Financismo descolado do real
As relações econômicas e
financeiras ganham a aura de uma certa institucionalidade sofisticada, mas tudo
não passa de mera especulação e da busca por ganhos com novos produtos
completamente desvinculados da economia produtiva. São títulos de natureza
financeira envolvendo previsão de valores e preços futuros de determinada
mercadoria ou índice. Nesse verdadeiro vale-tudo, patrimônios bilionários
incham ou são reduzidos em função de prospecção a respeito de comportamento de
índices de bolsas de valores, evolução de taxas de câmbio, preços futuros do
barril de petróleo, expectativas futuras de taxa de juros de algum Banco
Central de país selecionado ou mesmo apostas em resultados de disputas
eleitorais pelo mundo afora. Tudo pode ser precificado nos dias de hoje e as
apostas são feitas em um enorme cassino global.
Os efeitos econômicos e sociais
da entrada nessa nova era do capital improdutivo se fazem sentir a cada nova
crise financeira internacional. Graças ao extremo poder dos grandes
oligopólios, os dirigentes da elite do financismo global conseguem transferir o
ônus do ajuste para os países mais pobres e para as populações desprotegidas e
que sobrevivem do trabalho. Com a chantagem explícita do “too big to fail”,
pressionam os governos a priorizarem a ajuda direcionada às grandes corporações
financeiras, com o intuito de impedi-las de falirem.
Dowbor apresenta alguns dados que
refletem a gravidade da situação atual, uma vez que as consequências da crise
2008/9 parecem não ter contribuído para uma mudança no panorama sombrio. O
próprio Banco de Compensações Internacionais (BIS – uma espécie de banco
central dos bancos centrais) reconhece o descontrole do quadro. De acordo com
as estatísticas do organismo multilateral, haveria um estoque de 540 trilhões
de dólares de derivativos emitidos pelo mundo afora, circulando pelas praças
financeiras globais e sem nenhum controle ou garantia de pagamento para os
possuidores de tais títulos.

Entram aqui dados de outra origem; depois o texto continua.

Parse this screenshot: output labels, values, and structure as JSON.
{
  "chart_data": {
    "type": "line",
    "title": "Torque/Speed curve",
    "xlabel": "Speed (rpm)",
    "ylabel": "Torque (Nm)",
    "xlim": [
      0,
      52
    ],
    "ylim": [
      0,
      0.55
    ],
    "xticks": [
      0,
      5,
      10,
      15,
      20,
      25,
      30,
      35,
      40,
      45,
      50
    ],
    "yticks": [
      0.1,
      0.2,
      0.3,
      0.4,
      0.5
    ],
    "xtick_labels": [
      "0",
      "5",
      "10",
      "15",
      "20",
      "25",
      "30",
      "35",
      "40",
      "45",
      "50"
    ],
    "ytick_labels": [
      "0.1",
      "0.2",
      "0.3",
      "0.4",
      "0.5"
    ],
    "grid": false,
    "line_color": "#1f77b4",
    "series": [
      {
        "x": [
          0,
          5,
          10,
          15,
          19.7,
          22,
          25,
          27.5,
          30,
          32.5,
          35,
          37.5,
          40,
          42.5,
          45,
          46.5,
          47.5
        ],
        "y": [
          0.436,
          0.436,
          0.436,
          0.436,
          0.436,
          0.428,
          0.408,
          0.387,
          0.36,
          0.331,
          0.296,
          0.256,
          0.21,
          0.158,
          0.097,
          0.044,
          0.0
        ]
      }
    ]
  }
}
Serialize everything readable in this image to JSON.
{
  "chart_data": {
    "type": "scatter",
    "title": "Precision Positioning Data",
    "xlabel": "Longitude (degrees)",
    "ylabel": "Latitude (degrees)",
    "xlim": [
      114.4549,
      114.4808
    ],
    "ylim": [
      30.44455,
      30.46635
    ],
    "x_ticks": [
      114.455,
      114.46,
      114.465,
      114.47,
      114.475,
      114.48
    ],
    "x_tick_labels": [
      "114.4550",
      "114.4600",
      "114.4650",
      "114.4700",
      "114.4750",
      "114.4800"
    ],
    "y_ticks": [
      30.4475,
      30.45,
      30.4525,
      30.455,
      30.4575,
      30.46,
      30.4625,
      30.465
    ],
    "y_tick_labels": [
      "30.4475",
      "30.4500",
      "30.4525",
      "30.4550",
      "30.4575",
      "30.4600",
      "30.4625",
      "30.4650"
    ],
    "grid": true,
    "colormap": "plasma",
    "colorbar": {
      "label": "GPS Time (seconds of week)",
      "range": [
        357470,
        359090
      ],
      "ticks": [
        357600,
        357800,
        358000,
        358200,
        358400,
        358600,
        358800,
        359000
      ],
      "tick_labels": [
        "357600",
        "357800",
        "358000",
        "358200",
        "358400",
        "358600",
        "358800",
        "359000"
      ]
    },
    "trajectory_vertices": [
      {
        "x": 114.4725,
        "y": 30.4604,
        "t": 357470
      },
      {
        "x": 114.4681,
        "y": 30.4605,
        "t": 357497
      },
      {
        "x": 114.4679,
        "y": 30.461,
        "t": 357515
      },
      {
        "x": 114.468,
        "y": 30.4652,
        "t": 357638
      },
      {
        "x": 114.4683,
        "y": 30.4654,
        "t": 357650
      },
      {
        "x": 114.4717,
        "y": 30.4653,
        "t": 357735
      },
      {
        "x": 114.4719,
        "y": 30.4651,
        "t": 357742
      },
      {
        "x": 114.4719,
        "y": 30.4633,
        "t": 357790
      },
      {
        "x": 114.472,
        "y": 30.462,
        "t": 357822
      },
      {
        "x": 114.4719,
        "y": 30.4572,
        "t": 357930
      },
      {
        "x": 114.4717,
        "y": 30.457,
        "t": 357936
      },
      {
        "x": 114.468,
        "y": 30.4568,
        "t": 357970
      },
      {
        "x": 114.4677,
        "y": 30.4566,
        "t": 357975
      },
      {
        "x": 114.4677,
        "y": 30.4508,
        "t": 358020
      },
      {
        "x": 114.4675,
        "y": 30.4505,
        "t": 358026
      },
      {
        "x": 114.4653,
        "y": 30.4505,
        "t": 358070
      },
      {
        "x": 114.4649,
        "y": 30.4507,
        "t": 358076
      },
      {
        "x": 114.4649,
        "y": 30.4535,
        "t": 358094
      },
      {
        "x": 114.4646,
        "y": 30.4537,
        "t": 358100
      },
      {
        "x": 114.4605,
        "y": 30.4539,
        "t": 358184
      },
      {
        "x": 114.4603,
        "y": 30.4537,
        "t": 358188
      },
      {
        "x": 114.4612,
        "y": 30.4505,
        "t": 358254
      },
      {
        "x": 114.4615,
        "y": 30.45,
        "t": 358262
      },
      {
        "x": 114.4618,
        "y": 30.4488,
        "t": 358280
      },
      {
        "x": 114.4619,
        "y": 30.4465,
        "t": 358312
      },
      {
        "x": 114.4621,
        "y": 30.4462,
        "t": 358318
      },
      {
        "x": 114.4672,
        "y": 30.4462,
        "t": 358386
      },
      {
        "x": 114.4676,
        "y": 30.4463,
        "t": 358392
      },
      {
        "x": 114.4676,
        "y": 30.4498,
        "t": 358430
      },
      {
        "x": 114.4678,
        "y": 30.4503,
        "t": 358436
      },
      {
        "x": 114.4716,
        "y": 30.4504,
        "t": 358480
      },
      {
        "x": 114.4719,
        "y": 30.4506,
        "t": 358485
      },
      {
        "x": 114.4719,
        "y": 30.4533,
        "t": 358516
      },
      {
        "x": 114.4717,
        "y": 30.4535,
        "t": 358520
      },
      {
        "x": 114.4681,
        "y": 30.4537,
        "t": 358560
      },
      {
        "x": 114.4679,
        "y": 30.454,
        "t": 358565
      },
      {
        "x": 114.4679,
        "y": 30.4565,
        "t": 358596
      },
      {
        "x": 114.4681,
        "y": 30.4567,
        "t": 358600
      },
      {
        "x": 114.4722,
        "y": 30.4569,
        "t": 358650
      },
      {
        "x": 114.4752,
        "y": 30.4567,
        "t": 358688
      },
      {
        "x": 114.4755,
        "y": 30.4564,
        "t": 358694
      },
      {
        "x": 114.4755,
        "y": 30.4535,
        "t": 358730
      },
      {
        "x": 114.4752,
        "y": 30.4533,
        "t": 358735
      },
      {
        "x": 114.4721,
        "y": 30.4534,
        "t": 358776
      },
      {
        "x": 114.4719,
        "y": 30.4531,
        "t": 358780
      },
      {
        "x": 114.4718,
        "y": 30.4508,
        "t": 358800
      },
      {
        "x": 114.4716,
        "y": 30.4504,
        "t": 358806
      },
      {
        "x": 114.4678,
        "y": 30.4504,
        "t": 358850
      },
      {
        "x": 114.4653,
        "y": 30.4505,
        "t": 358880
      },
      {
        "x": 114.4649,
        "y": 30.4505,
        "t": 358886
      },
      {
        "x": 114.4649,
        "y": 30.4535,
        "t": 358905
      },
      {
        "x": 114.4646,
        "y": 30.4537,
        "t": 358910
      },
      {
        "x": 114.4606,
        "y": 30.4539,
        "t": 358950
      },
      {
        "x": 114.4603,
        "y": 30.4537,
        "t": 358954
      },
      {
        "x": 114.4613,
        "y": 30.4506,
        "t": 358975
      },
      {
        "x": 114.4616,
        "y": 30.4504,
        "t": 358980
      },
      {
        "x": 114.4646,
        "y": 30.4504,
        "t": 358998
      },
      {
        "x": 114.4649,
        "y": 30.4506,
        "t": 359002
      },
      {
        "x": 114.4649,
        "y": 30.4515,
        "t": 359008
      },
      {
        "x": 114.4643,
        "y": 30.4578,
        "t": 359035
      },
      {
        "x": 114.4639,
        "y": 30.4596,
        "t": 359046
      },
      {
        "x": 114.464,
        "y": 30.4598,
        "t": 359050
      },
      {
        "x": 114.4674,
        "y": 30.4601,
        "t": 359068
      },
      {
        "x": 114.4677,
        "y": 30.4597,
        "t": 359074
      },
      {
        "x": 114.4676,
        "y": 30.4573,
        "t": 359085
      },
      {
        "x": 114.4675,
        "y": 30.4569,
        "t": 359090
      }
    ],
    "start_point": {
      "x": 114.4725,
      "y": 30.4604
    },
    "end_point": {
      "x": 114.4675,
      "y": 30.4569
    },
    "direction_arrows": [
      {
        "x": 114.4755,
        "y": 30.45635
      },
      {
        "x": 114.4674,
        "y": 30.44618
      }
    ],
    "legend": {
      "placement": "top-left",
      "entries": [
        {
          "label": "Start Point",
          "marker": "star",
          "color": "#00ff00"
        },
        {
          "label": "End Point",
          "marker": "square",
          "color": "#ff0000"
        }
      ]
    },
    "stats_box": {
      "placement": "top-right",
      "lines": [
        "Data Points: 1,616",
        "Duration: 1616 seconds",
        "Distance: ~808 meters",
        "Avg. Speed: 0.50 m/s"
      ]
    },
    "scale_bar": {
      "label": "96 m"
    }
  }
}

Para se ter uma noção da ordem de grandeza, esse
valor representa 7,5 vezes a estimativa do PIB global (US$ 75 trilhões).
O descolamento da esfera do
financeiro em relação ao mundo real parece evidente. Em função dos riscos que
tal movimento apresenta para a economia global é necessário que se promova uma
profunda mudança de paradigma. Afinal, como dizia o poeta há quase 3 décadas
atrás, “alguma coisa está fora da ordem, fora da nova ordem mundial”.